Organizations such as PHI, Caring Across Generations and many others have called on federal policymakers to enact a range of policies that would address the workforce development needs of direct care workers and their employers, which the workforce sector writ large could help advance. For example, federal leaders could establish a national standard for direct care competencies and require states to adopt it with some localized flexibility and guidance. They also could establish minimum federal training standards for personal care aides, help cover training and career advancement costs nationwide for all direct care occupations, and support industry partnerships at the state level that invest in skills training, career pathways, quality non-degree credentials, and other needs for direct care workers.

Policymakers also can draw upon the successes of state policy and practice models in training and advancement, such as those developed by the Center for Caregiver Advancement (CCA), a California-based organization focused on improving and delivering training to the state’s caregivers. Since 2000, CCA has been delivering quality, evidence-informed training programs to direct care workers.

The Center for Caregiver Advancement is building a body of research demonstrating the professional and social value of caregivers.

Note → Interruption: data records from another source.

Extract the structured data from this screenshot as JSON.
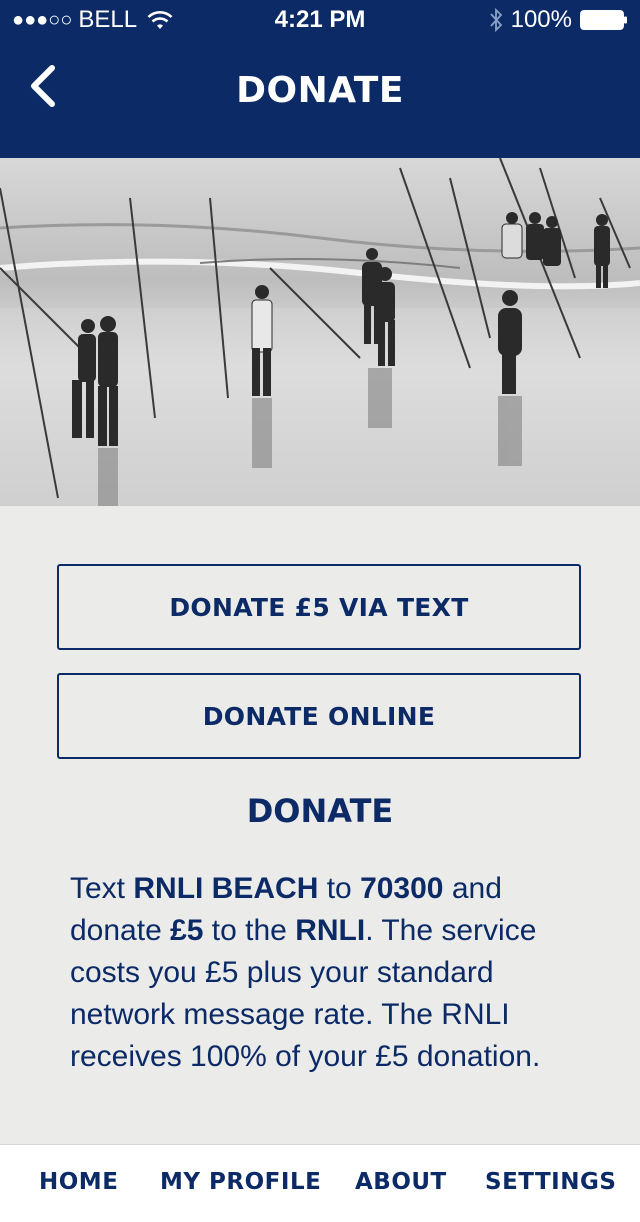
{
  "status_bar": {
    "signal": "●●●○○",
    "carrier": "BELL",
    "time": "4:21 PM",
    "battery": "100%"
  },
  "header": {
    "title": "DONATE"
  },
  "buttons": {
    "donate_text": "DONATE £5 VIA TEXT",
    "donate_online": "DONATE ONLINE"
  },
  "section": {
    "heading": "DONATE",
    "body_parts": [
      "Text ",
      "RNLI BEACH",
      " to ",
      "70300",
      " and donate ",
      "£5",
      " to the ",
      "RNLI",
      ". The service costs you £5 plus your standard network message rate. The RNLI receives 100% of your £5 donation."
    ]
  },
  "tabs": {
    "home": "HOME",
    "profile": "MY PROFILE",
    "about": "ABOUT",
    "settings": "SETTINGS"
  },
  "colors": {
    "primary": "#0b2a66",
    "background": "#ebebea",
    "tab_bar": "#ffffff"
  },
  "icons": {
    "back": "chevron-left-icon",
    "wifi": "wifi-icon",
    "bluetooth": "bluetooth-icon",
    "battery": "battery-icon"
  }
}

Recognizing the inequities and structural barriers that this workforce endures, CCA is building a body of research demonstrating the professional and social value of caregivers. Through impact studies conducted by university-affiliated researchers, CCA highlights the effect that multi-week training programs have on caregiver skills and the health outcomes of consumers.

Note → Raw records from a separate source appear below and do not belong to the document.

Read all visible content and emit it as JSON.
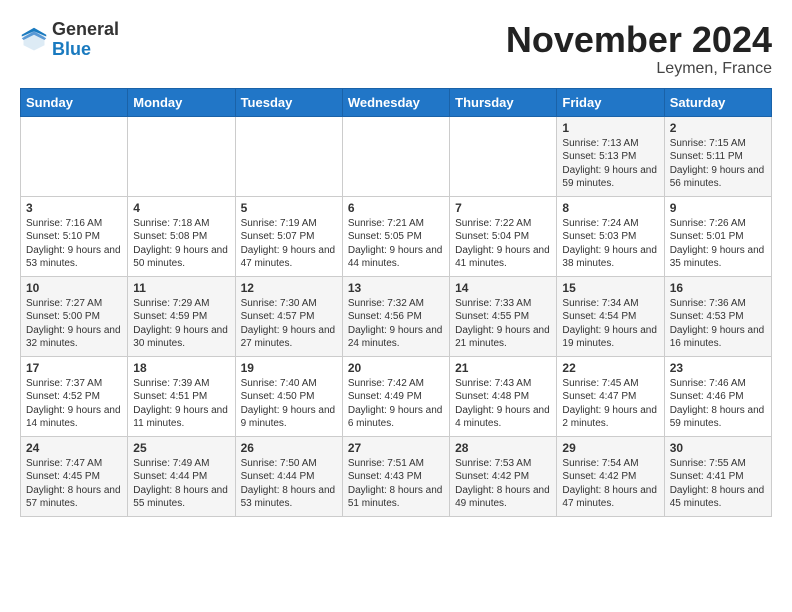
{
  "header": {
    "logo_general": "General",
    "logo_blue": "Blue",
    "month_title": "November 2024",
    "location": "Leymen, France"
  },
  "days_of_week": [
    "Sunday",
    "Monday",
    "Tuesday",
    "Wednesday",
    "Thursday",
    "Friday",
    "Saturday"
  ],
  "weeks": [
    {
      "days": [
        {
          "num": "",
          "info": ""
        },
        {
          "num": "",
          "info": ""
        },
        {
          "num": "",
          "info": ""
        },
        {
          "num": "",
          "info": ""
        },
        {
          "num": "",
          "info": ""
        },
        {
          "num": "1",
          "info": "Sunrise: 7:13 AM\nSunset: 5:13 PM\nDaylight: 9 hours\nand 59 minutes."
        },
        {
          "num": "2",
          "info": "Sunrise: 7:15 AM\nSunset: 5:11 PM\nDaylight: 9 hours\nand 56 minutes."
        }
      ]
    },
    {
      "days": [
        {
          "num": "3",
          "info": "Sunrise: 7:16 AM\nSunset: 5:10 PM\nDaylight: 9 hours\nand 53 minutes."
        },
        {
          "num": "4",
          "info": "Sunrise: 7:18 AM\nSunset: 5:08 PM\nDaylight: 9 hours\nand 50 minutes."
        },
        {
          "num": "5",
          "info": "Sunrise: 7:19 AM\nSunset: 5:07 PM\nDaylight: 9 hours\nand 47 minutes."
        },
        {
          "num": "6",
          "info": "Sunrise: 7:21 AM\nSunset: 5:05 PM\nDaylight: 9 hours\nand 44 minutes."
        },
        {
          "num": "7",
          "info": "Sunrise: 7:22 AM\nSunset: 5:04 PM\nDaylight: 9 hours\nand 41 minutes."
        },
        {
          "num": "8",
          "info": "Sunrise: 7:24 AM\nSunset: 5:03 PM\nDaylight: 9 hours\nand 38 minutes."
        },
        {
          "num": "9",
          "info": "Sunrise: 7:26 AM\nSunset: 5:01 PM\nDaylight: 9 hours\nand 35 minutes."
        }
      ]
    },
    {
      "days": [
        {
          "num": "10",
          "info": "Sunrise: 7:27 AM\nSunset: 5:00 PM\nDaylight: 9 hours\nand 32 minutes."
        },
        {
          "num": "11",
          "info": "Sunrise: 7:29 AM\nSunset: 4:59 PM\nDaylight: 9 hours\nand 30 minutes."
        },
        {
          "num": "12",
          "info": "Sunrise: 7:30 AM\nSunset: 4:57 PM\nDaylight: 9 hours\nand 27 minutes."
        },
        {
          "num": "13",
          "info": "Sunrise: 7:32 AM\nSunset: 4:56 PM\nDaylight: 9 hours\nand 24 minutes."
        },
        {
          "num": "14",
          "info": "Sunrise: 7:33 AM\nSunset: 4:55 PM\nDaylight: 9 hours\nand 21 minutes."
        },
        {
          "num": "15",
          "info": "Sunrise: 7:34 AM\nSunset: 4:54 PM\nDaylight: 9 hours\nand 19 minutes."
        },
        {
          "num": "16",
          "info": "Sunrise: 7:36 AM\nSunset: 4:53 PM\nDaylight: 9 hours\nand 16 minutes."
        }
      ]
    },
    {
      "days": [
        {
          "num": "17",
          "info": "Sunrise: 7:37 AM\nSunset: 4:52 PM\nDaylight: 9 hours\nand 14 minutes."
        },
        {
          "num": "18",
          "info": "Sunrise: 7:39 AM\nSunset: 4:51 PM\nDaylight: 9 hours\nand 11 minutes."
        },
        {
          "num": "19",
          "info": "Sunrise: 7:40 AM\nSunset: 4:50 PM\nDaylight: 9 hours\nand 9 minutes."
        },
        {
          "num": "20",
          "info": "Sunrise: 7:42 AM\nSunset: 4:49 PM\nDaylight: 9 hours\nand 6 minutes."
        },
        {
          "num": "21",
          "info": "Sunrise: 7:43 AM\nSunset: 4:48 PM\nDaylight: 9 hours\nand 4 minutes."
        },
        {
          "num": "22",
          "info": "Sunrise: 7:45 AM\nSunset: 4:47 PM\nDaylight: 9 hours\nand 2 minutes."
        },
        {
          "num": "23",
          "info": "Sunrise: 7:46 AM\nSunset: 4:46 PM\nDaylight: 8 hours\nand 59 minutes."
        }
      ]
    },
    {
      "days": [
        {
          "num": "24",
          "info": "Sunrise: 7:47 AM\nSunset: 4:45 PM\nDaylight: 8 hours\nand 57 minutes."
        },
        {
          "num": "25",
          "info": "Sunrise: 7:49 AM\nSunset: 4:44 PM\nDaylight: 8 hours\nand 55 minutes."
        },
        {
          "num": "26",
          "info": "Sunrise: 7:50 AM\nSunset: 4:44 PM\nDaylight: 8 hours\nand 53 minutes."
        },
        {
          "num": "27",
          "info": "Sunrise: 7:51 AM\nSunset: 4:43 PM\nDaylight: 8 hours\nand 51 minutes."
        },
        {
          "num": "28",
          "info": "Sunrise: 7:53 AM\nSunset: 4:42 PM\nDaylight: 8 hours\nand 49 minutes."
        },
        {
          "num": "29",
          "info": "Sunrise: 7:54 AM\nSunset: 4:42 PM\nDaylight: 8 hours\nand 47 minutes."
        },
        {
          "num": "30",
          "info": "Sunrise: 7:55 AM\nSunset: 4:41 PM\nDaylight: 8 hours\nand 45 minutes."
        }
      ]
    }
  ]
}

The curriculum offered by CCA is grounded in adult-learning best practices and centers care recipients' needs and desires. Using a rapid cycle feedback process during course development ensures that CCA can offer continuous curriculum improvements that incorporate the voice of workers and those they provide care for. Taught in eight languages, the training programs are aimed at meeting the diverse needs of the California caregiver workforce and consumer population.

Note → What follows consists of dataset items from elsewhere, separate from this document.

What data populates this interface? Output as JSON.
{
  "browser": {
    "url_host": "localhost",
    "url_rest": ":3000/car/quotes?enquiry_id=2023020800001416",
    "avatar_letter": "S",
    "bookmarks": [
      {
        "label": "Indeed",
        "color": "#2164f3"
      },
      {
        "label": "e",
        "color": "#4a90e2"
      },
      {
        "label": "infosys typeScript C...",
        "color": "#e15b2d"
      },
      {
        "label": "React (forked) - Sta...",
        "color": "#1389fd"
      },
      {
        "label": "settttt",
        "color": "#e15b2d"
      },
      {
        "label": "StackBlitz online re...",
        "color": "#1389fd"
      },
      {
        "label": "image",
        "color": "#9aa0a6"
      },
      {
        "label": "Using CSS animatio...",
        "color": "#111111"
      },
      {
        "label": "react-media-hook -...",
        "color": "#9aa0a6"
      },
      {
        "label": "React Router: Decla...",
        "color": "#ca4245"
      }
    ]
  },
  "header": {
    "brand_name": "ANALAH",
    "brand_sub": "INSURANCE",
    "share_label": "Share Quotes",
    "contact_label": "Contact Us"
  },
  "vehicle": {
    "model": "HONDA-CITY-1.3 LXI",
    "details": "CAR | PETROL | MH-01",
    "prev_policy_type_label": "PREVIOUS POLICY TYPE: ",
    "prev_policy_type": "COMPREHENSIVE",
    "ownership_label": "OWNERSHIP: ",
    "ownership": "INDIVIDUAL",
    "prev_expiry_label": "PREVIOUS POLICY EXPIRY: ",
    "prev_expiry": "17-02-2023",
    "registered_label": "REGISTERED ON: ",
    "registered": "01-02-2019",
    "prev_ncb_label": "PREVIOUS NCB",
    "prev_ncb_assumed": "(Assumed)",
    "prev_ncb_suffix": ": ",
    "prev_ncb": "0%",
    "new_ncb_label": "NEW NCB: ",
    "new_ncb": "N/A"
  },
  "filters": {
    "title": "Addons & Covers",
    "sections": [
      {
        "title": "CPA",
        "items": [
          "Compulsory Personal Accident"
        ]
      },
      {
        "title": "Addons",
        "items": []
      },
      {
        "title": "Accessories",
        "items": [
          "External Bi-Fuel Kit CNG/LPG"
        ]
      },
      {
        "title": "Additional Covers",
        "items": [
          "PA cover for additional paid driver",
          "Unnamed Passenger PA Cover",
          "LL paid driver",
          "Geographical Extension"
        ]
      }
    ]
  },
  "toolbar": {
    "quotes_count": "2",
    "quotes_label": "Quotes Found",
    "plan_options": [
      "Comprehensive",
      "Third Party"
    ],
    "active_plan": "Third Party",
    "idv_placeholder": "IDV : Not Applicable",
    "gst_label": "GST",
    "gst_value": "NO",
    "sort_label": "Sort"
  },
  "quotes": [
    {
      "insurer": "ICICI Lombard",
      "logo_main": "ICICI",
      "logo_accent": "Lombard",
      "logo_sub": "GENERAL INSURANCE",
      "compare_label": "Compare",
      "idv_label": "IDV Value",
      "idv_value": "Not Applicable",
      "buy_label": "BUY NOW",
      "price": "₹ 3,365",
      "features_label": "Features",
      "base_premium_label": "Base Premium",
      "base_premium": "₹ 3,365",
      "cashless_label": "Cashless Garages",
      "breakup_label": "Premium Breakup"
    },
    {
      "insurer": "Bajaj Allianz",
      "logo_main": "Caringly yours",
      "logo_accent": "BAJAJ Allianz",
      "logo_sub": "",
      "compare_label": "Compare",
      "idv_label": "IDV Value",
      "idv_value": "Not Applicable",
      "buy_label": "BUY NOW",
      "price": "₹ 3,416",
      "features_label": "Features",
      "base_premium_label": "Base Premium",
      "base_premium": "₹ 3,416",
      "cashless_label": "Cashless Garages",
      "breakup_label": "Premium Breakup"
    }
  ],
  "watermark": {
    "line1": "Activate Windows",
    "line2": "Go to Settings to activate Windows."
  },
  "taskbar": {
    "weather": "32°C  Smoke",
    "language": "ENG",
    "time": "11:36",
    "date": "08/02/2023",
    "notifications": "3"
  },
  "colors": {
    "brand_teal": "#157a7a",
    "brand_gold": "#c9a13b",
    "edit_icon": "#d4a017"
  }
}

Impact studies on their training programs show an increase in retention for those caregivers who have taken training, as well as reductions in consumer hospitalizations and visits to emergency departments. By conducting program analyses, CCA continues to deepen the connection between quality training, care outcomes and cost savings—creating data they use as a powerful tool in shifting the value proposition of this workforce to stakeholders. While the impacts of CCA training have been clear, scaling and sustaining programs has proven difficult. This year, as California offers its first formal paid IHSS training program through the Career Pathways Program (CPP) (which was recommended by the state’s Master Plan on Aging and the Governor’s Alzheimer’s Task Force), federal funding for the program is set to end.

By publicizing the successes of caregiver training like CPP and its impacts on the healthcare system as a whole, the organization is working with stakeholder partners to gain support for ongoing dedicated state funding for quality training programs for caregivers.

Care Workers Recognition Month rightfully acknowledges the contributions of care workers to this country. Ensuring that home care workers can access training, high-quality non-degree credentials, and career pathways will help move our country to a better place—and workers to a better existence.

Robert Espinoza is CEO at the National Skills Coalition, a nonresident senior fellow with Brookings Institution, and chair of ASA’s Board of Directors. Corinne Eldridge is president and CEO of the Center for Caregiver Advancement.